Dinner at Ye Olde Tavern complete with serving wenches, Martha Washington’s Turkey Pie and Jefferson’s Home brewed Ale. All that might be expected.
Thursday 2 September – Accompanied James Kruhly – to whom many thanks, to Louis Khan’s Richards Laboratory building at University of Pennsylvania. Jim is formally engaged on reversing the vandalism of a few generations on this building which boasts pioneering glazing (all looking a bit tired) and interesting use of horizontal virendeel trusses. It will be good to revisit in a year or so when the original vision will be more obvious.
More Lou Khan (you will note that we are getting onto first name terms now) at the Erdman dormitory block at Bryn Mawr College (above left)) which proved controversial among the group – particularly in relation to the detailing. Might just prove depressing in winter but generations of residents have generally voted in favour and there were some nice touches.
Then followed a visit to the very quirky Wharton Esherick House in Malvern (above right) where the eponymous artist and sculptor lived and worked on painting, carving and making furniture into his old age. His motto, “if it isn’t fun, it isn’t worth doing,” is evident in the joyful expression of his work which was inviting to the eye and sensuous to the touch. The complex even boasted a Louis Khan studio. A delightful spot and a fascinating visit.

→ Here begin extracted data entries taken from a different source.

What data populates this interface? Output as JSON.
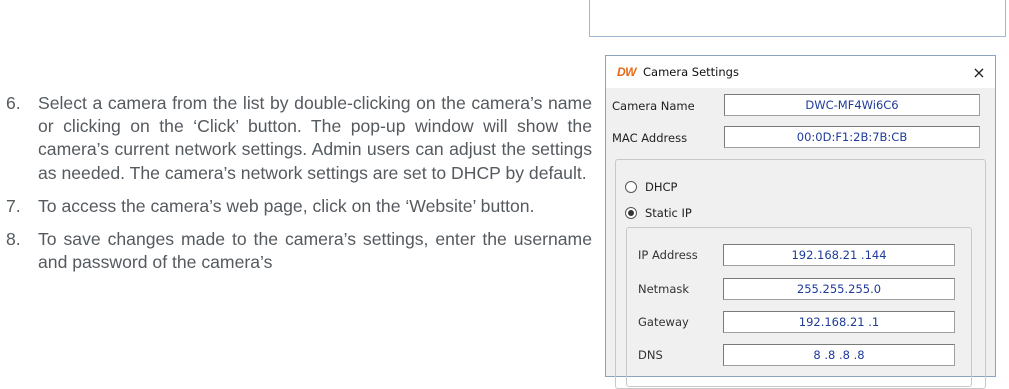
{
  "instructions": [
    {
      "num": "6.",
      "text": "Select a camera from the list by double-clicking on the camera’s name or clicking on the ‘Click’ button. The pop-up window will show the camera’s current network settings. Admin users can adjust the settings as needed. The camera’s network settings are set to DHCP by default."
    },
    {
      "num": "7.",
      "text": "To access the camera’s web page, click on the ‘Website’ button."
    },
    {
      "num": "8.",
      "text": "To save changes made to the camera’s settings, enter the username and password of the camera’s"
    }
  ],
  "dialog": {
    "logo": "DW",
    "title": "Camera Settings",
    "close": "×",
    "camera_name_label": "Camera Name",
    "camera_name_value": "DWC-MF4Wi6C6",
    "mac_label": "MAC Address",
    "mac_value": "00:0D:F1:2B:7B:CB",
    "network_mode": {
      "options": [
        "DHCP",
        "Static IP"
      ],
      "selected": "Static IP"
    },
    "ip_label": "IP Address",
    "ip_value": "192.168.21 .144",
    "netmask_label": "Netmask",
    "netmask_value": "255.255.255.0",
    "gateway_label": "Gateway",
    "gateway_value": "192.168.21 .1",
    "dns_label": "DNS",
    "dns_value": "8 .8 .8 .8"
  },
  "colors": {
    "logo_orange": "#e66a16",
    "field_text_blue": "#1f3b9a",
    "body_text": "#555a5f",
    "dialog_bg": "#f0f0f0"
  }
}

A final visit for the day to Frank Lloyd Wright’s Beth Shalom Synagogue built in Elkins Park in the 1950’s. Described as ‘a startling, translucent, modernist evocation of an ancient temple, transposed to a Philadelphia suburb’, the building was named a National Historic Landmark in 2007. I had been predisposed to be unimpressed (from photographs and writings) but felt better about it after watching a movie in the visitor centre relating to the commissioning of the building. I still feel that it is far from the best from the great man though the auditorium was a wonderfully shaped space even if garishly decorated. Good to have seen it.